His parents are also not appreciating their relationship so why are they even together. He should see the point of view of his parents and also consider the importance of Parents status from Islamic Point of view as one Hadith-e-Mubarik talks about Jannah being underneath mothers feet. Even though parents should also consider their children opinion especially in these importance life decision, but he should ask her that what does Islam says Parents?
Liking someone is not bad but to cry for them and begging them is bad. she should ONLY ask ALLAH SWT and if HE SWT grant her companionship of your friend then she offer "shukker" and if not still she should offer "shukker".
he should respectfully end the relation giving her the reasoning that his parents are not in favor of their relationship. eloping is not an option and neither is Istakhara, cuz his parents are not in favor of their relationship.
and if your friend set up a drama of committing suicide for your parent then remember respect is earned and he can never earn it for his wife.
I agree with Sahar. She sounds immature to me. But her talabanization should stop , if she is becoming more extremist day by day then it's a warning sign for him and he should end the relationship. But I think he should tell her to become a moderate muslim and that this extremism is something he can not live with.
Btw , I don't really liked the way girl's parents behaved. They should not have been rude. After all their own daughter also loves this guy.

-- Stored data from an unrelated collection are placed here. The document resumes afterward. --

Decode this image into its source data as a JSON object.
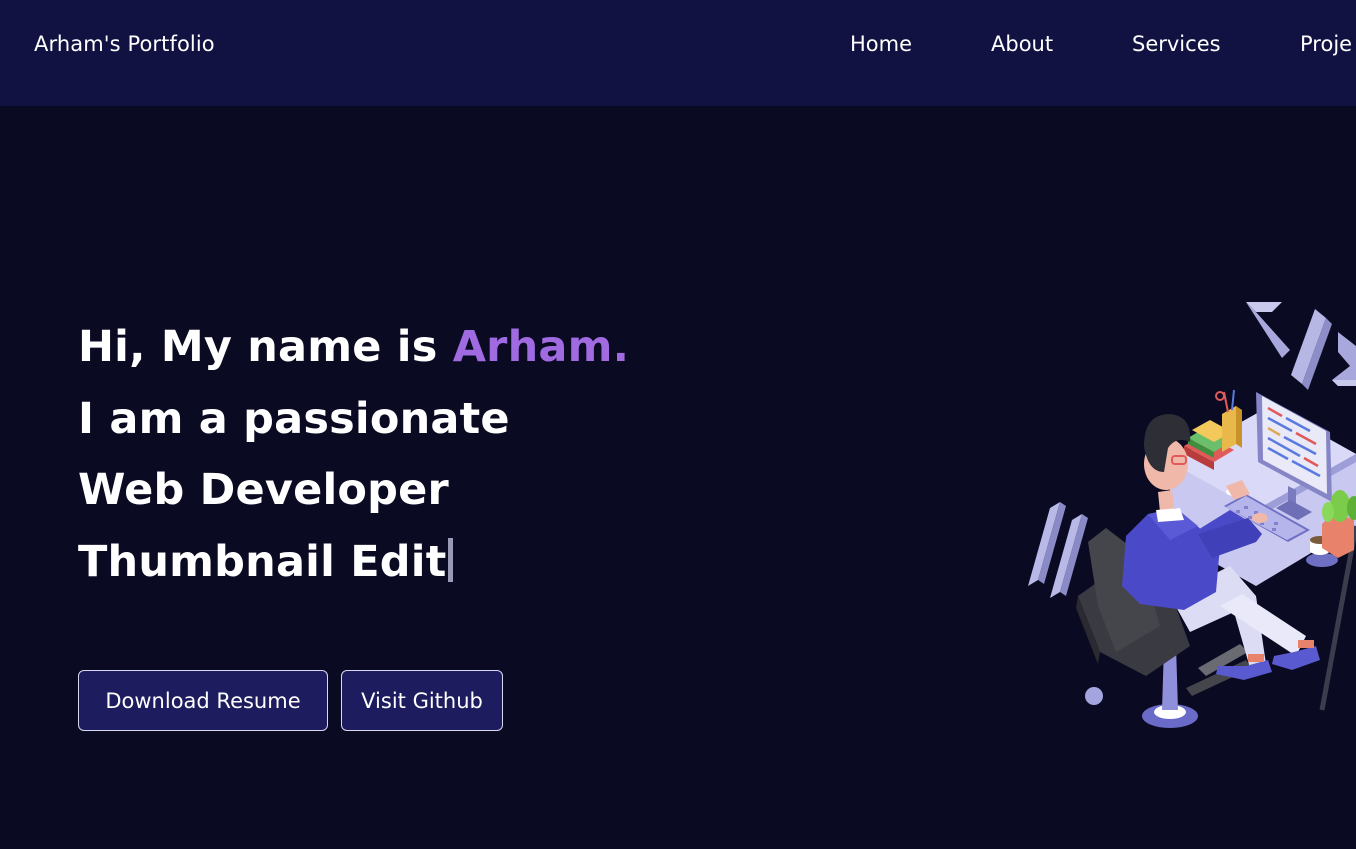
{
  "nav": {
    "brand": "Arham's Portfolio",
    "links": [
      "Home",
      "About",
      "Services",
      "Proje"
    ]
  },
  "hero": {
    "greeting_prefix": "Hi, My name is ",
    "name": "Arham.",
    "line2": "I am a passionate",
    "line3": "Web Developer",
    "typed_text": "Thumbnail Edit",
    "buttons": {
      "resume": "Download Resume",
      "github": "Visit Github"
    }
  },
  "colors": {
    "navbar_bg": "#121242",
    "page_bg": "#0a0a22",
    "accent": "#a06ae0",
    "button_bg": "#1c1c5e"
  },
  "icons": [
    "code-brackets-icon",
    "developer-at-desk-illustration"
  ]
}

They should also consider taking a break from each other for a couple of weeks. I feel that they both are angry with their parents not accepting the rishta and they both are taking out this anger on each other. They both need to give each other some space.

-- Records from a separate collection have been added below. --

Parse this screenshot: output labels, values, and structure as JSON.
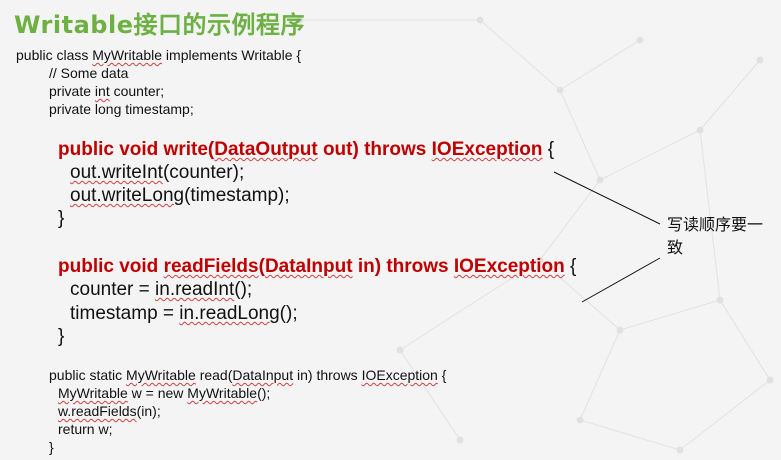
{
  "slide": {
    "title": "Writable接口的示例程序"
  },
  "code": {
    "class_decl": {
      "pre": "public class ",
      "name": "MyWritable",
      "post": " implements Writable {"
    },
    "comment": "// Some data",
    "field_counter": {
      "pre": "private ",
      "type": "int",
      "post": " counter;"
    },
    "field_timestamp": "private long timestamp;",
    "write_method": {
      "sig_a": "public void write(",
      "sig_b": "DataOutput",
      "sig_c": " out) throws ",
      "sig_d": "IOException",
      "brace": " {",
      "line1": "out.writeInt",
      "line1_rest": "(counter);",
      "line2": "out.writeLong",
      "line2_rest": "(timestamp);",
      "close": "}"
    },
    "read_method": {
      "sig_a": "public void ",
      "sig_b": "readFields",
      "sig_c": "(",
      "sig_d": "DataInput",
      "sig_e": " in) throws ",
      "sig_f": "IOException",
      "brace": " {",
      "line1_pre": "counter = ",
      "line1": "in.readInt",
      "line1_rest": "();",
      "line2_pre": "timestamp = ",
      "line2": "in.readLong",
      "line2_rest": "();",
      "close": "}"
    },
    "static_method": {
      "sig_a": "public static ",
      "sig_b": "MyWritable",
      "sig_c": " read(",
      "sig_d": "DataInput",
      "sig_e": " in) throws ",
      "sig_f": "IOException",
      "brace": " {",
      "line1_a": "MyWritable",
      "line1_b": " w = new ",
      "line1_c": "MyWritable",
      "line1_d": "();",
      "line2_a": "w.readFields",
      "line2_b": "(in);",
      "line3": "return w;",
      "close": "}"
    }
  },
  "annotation": {
    "text": "写读顺序要一致"
  }
}
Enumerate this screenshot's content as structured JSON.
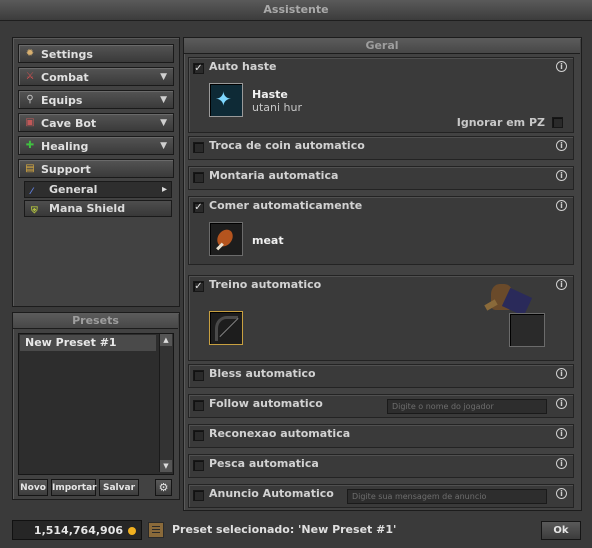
{
  "window": {
    "title": "Assistente"
  },
  "sidebar": {
    "items": [
      {
        "label": "Settings",
        "icon": "gear-icon",
        "has_arrow": false
      },
      {
        "label": "Combat",
        "icon": "sword-icon",
        "has_arrow": true
      },
      {
        "label": "Equips",
        "icon": "equip-icon",
        "has_arrow": true
      },
      {
        "label": "Cave Bot",
        "icon": "map-icon",
        "has_arrow": true
      },
      {
        "label": "Healing",
        "icon": "heal-icon",
        "has_arrow": true
      },
      {
        "label": "Support",
        "icon": "scroll-icon",
        "has_arrow": false
      }
    ],
    "subitems": [
      {
        "label": "General",
        "icon": "wand-icon",
        "has_arrow": true
      },
      {
        "label": "Mana Shield",
        "icon": "shield-icon",
        "has_arrow": false
      }
    ],
    "arrow": "▼",
    "sub_arrow": "▸"
  },
  "presets": {
    "header": "Presets",
    "items": [
      "New Preset #1"
    ],
    "buttons": {
      "new": "Novo",
      "import": "Importar",
      "save": "Salvar"
    }
  },
  "main": {
    "header": "Geral",
    "info_glyph": "i",
    "rows": {
      "auto_haste": {
        "label": "Auto haste",
        "checked": true,
        "spell_name": "Haste",
        "spell_words": "utani hur",
        "ignore_pz": "Ignorar em PZ"
      },
      "coin": {
        "label": "Troca de coin automatico",
        "checked": false
      },
      "mount": {
        "label": "Montaria automatica",
        "checked": false
      },
      "eat": {
        "label": "Comer automaticamente",
        "checked": true,
        "food": "meat"
      },
      "train": {
        "label": "Treino automatico",
        "checked": true
      },
      "bless": {
        "label": "Bless automatico",
        "checked": false
      },
      "follow": {
        "label": "Follow automatico",
        "checked": false,
        "placeholder": "Digite o nome do jogador"
      },
      "reconnect": {
        "label": "Reconexao automatica",
        "checked": false
      },
      "fish": {
        "label": "Pesca automatica",
        "checked": false
      },
      "advert": {
        "label": "Anuncio Automatico",
        "checked": false,
        "placeholder": "Digite sua mensagem de anuncio"
      }
    }
  },
  "footer": {
    "gold": "1,514,764,906",
    "preset_text": "Preset selecionado: 'New Preset #1'",
    "ok": "Ok"
  },
  "colors": {
    "check": "#e0e0e0",
    "gold": "#f0b020"
  }
}
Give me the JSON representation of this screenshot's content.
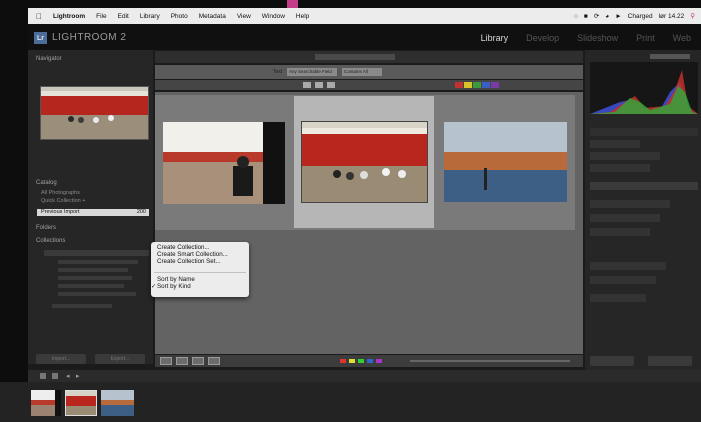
{
  "menubar": {
    "apple": "",
    "app_name": "Lightroom",
    "items": [
      "File",
      "Edit",
      "Library",
      "Photo",
      "Metadata",
      "View",
      "Window",
      "Help"
    ],
    "status": {
      "battery": "Charged",
      "datetime": "lør 14.22"
    }
  },
  "window": {
    "brand_badge": "Lr",
    "brand_name": "LIGHTROOM 2",
    "modules": [
      "Library",
      "Develop",
      "Slideshow",
      "Print",
      "Web"
    ],
    "active_module": "Library"
  },
  "left_panel": {
    "navigator_label": "Navigator",
    "catalog_label": "Catalog",
    "catalog_items": [
      "All Photographs",
      "Quick Collection +",
      "Previous Import"
    ],
    "previous_import_count": "200",
    "folders_label": "Folders",
    "collections_label": "Collections",
    "buttons": [
      "Import...",
      "Export..."
    ]
  },
  "context_menu": {
    "items": [
      "Create Collection...",
      "Create Smart Collection...",
      "Create Collection Set...",
      "Sort by Name",
      "Sort by Kind"
    ],
    "checked_item": "Sort by Kind"
  },
  "filter_bar": {
    "text_label": "Text",
    "text_value": "Any Searchable Field",
    "contains_value": "Contains All"
  },
  "colors": {
    "accent_pink": "#c23c8a",
    "lr_blue": "#4c6d99",
    "selected_cell": "#b6b6b6"
  }
}
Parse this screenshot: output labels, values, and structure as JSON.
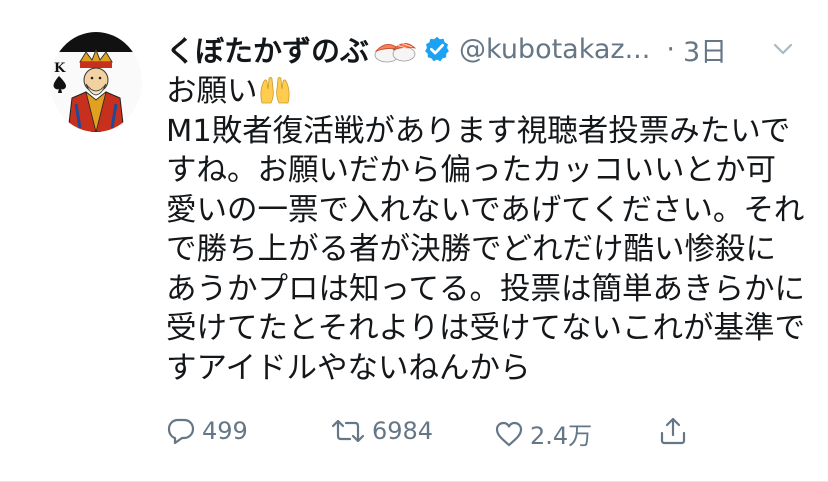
{
  "tweet": {
    "author_name": "くぼたかずのぶ",
    "handle": "@kubotakaz...",
    "separator": "·",
    "time": "3日",
    "text_prefix": "お願い",
    "text_body": "M1敗者復活戦があります視聴者投票みたいですね。お願いだから偏ったカッコいいとか可愛いの一票で入れないであげてください。それで勝ち上がる者が決勝でどれだけ酷い惨殺にあうかプロは知ってる。投票は簡単あきらかに受けてたとそれよりは受けてないこれが基準ですアイドルやないねんから"
  },
  "actions": {
    "reply_count": "499",
    "retweet_count": "6984",
    "like_count": "2.4万"
  },
  "icons": {
    "avatar": "king-of-spades-card-avatar",
    "name_emoji": "sushi-icon",
    "verified": "verified-badge-icon",
    "caret": "chevron-down-icon",
    "text_emoji": "raised-hands-icon",
    "reply": "reply-icon",
    "retweet": "retweet-icon",
    "like": "heart-icon",
    "share": "share-icon"
  },
  "colors": {
    "verified": "#1da1f2",
    "secondary_text": "#657786",
    "primary_text": "#14171a"
  }
}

CM paa jee, ur sucha liar when u say u don’t read long posts. I was like stalking you just now and you only responded to this thread after reading it for like 10 minutes so like yeah like
Gosh even posting in life1 isn’t making me fall asleep and its 5 AM.
She is immature and really hasnt experienced the world yet. Her mind is very...easily influenced...for lack of a better description. She came across Islam and it became her life. Once she comes across other things...she will flounder a bit but then strike a balance after a while. Its just a phase people go through.
On the other hand, think about it. We name our children Muslim names anyway dont we? Thats not so extreme. I dont know anyone who named their child anything but a Muslim name. Hijabis arent necessarily extremists...its just an image. Sending children to Islamic schools isnt really extremist either...its actually a really good thing.
I think because of the fact that she has changed...he is finding her to be an extremist but so far...Ive not really read anything direly extreme. Unless she becomes niqabi and starts talking about home schooling her children and getting her daughters married as soon as they are baligh...I wouldnt worry too much about it.
What I will say...is that these LTR that are also long distance suffer quite a bit due to distance and miscommunication. I bet half of their frustration is not being together and the long road ahead of them full of struggles to get married.